Выбрать главу

— Как у вас все серьезно! — недовольно пробормотала Варя. — Почему же у других этого не бывает? Все влюбленные зовут друг друга по именам, и никаких бед от этого не бывает, наоборот— одно удовольствие.

— Боже мой, как вы неопытны. Да половина разводов основывается на этих Васеньках и Петеньках. Зачем? К чему? Раз этого так легко избежать.

— А вы не боитесь проговориться? Ведь назвали же вы меня сегодня Варей, вдруг и опять назовете?

— Нет, уж теперь не назову. Это случилось потому, что наши отношения были неясны и нам самим неизвестны. А теперь, когда я как джентльмен должен быть начеку и думать о вас, только о вас, дорогая (простите, что я вас называю дорогой, это тоже глупая неосторожность), теперь я вас не подведу.

— А как же вы меня будете называть? Это любопытно. Вы ведь не женаты. Ну-с?

— Гм… Я живу один, то есть с мамашей.
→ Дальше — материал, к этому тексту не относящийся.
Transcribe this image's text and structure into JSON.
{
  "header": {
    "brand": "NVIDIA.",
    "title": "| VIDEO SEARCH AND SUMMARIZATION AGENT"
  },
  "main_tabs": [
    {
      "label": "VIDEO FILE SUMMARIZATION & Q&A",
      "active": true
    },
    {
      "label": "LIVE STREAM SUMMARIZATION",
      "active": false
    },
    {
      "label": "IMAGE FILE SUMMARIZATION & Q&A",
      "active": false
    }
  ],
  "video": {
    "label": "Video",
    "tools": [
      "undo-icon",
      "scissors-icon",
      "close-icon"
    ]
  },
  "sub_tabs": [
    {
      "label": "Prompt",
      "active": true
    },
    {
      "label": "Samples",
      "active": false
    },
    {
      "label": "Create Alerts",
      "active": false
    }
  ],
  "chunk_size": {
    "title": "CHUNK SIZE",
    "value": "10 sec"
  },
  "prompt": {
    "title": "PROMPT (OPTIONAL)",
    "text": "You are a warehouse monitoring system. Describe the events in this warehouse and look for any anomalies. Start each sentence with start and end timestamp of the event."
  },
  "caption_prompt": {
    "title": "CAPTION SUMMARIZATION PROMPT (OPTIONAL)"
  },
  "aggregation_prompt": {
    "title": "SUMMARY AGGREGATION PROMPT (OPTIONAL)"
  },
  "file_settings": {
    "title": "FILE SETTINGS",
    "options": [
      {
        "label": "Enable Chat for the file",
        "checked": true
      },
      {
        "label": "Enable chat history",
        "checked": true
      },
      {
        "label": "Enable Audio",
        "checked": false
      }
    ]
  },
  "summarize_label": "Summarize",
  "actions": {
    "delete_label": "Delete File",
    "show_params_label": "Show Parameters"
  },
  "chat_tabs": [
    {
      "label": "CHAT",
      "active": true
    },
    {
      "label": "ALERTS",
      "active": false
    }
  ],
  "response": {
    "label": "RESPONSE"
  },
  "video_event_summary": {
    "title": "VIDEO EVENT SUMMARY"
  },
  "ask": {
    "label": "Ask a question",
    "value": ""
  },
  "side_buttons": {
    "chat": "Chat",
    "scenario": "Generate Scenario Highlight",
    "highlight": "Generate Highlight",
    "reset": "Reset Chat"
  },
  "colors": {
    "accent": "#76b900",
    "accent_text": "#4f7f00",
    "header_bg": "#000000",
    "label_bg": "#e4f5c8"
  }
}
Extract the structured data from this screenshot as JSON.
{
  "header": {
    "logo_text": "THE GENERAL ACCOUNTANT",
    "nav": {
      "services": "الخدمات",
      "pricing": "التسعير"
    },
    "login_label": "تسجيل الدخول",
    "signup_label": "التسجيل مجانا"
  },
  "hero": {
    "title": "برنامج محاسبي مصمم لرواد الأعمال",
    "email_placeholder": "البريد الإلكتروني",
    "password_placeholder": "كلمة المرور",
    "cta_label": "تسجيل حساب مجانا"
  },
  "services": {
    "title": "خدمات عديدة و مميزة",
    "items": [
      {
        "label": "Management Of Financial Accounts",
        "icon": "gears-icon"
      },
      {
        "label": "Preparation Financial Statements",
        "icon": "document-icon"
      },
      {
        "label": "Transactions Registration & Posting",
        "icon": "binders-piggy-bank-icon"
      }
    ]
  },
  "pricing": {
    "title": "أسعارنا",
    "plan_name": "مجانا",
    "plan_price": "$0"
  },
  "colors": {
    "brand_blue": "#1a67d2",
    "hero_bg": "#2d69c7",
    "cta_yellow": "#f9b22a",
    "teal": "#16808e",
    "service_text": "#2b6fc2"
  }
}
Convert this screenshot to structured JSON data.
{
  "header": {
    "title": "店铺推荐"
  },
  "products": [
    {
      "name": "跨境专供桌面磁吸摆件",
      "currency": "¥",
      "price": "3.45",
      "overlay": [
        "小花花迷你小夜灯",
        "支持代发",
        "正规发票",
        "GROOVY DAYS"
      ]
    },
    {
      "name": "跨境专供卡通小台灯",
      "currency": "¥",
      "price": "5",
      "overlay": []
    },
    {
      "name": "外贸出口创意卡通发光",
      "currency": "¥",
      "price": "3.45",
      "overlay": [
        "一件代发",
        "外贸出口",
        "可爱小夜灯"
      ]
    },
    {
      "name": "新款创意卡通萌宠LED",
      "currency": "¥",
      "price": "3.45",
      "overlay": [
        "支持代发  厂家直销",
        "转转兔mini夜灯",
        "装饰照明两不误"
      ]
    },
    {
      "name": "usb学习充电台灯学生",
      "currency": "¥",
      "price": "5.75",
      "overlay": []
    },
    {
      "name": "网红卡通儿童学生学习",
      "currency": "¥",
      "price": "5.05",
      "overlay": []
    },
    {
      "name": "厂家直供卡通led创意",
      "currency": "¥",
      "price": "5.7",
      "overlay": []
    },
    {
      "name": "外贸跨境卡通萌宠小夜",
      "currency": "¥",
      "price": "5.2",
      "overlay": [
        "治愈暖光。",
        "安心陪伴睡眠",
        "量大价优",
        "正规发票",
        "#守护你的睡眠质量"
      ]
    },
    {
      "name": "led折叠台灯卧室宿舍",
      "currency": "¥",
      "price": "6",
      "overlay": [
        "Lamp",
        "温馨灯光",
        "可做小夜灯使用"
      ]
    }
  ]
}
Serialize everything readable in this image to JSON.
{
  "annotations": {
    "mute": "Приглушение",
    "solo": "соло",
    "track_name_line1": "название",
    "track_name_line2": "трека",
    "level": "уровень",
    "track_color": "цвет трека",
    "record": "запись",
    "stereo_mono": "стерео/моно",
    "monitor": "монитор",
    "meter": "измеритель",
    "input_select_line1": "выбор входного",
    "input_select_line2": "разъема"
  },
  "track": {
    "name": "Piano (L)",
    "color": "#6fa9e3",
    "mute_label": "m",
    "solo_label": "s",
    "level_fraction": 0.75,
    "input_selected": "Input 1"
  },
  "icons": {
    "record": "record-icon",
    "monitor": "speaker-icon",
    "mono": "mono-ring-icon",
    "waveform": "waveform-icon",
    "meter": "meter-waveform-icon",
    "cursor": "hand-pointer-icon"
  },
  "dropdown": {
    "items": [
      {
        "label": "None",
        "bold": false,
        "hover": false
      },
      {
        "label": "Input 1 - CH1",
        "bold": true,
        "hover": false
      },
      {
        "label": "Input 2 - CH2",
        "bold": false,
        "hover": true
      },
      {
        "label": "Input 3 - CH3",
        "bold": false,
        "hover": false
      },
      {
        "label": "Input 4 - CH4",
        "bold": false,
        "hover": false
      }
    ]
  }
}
Я мог бы называть вас мамашей, понимаете? Привычка, человек живет с мамашей, ну ясно, что и обмолвится. Понимаете? Я ничем не рискую, если в разговоре с вами назову вас «мамаша, дорогая». Если кто услышит, подумает: «Вот, вспомнил человек свою маму», — и все будет вполне естественно.

— Ну, это, знаете ли, прямо уж черт знает что такое! Какая я вам мама! Вы меня еще бабусей величать начнете. Глупо и грубо.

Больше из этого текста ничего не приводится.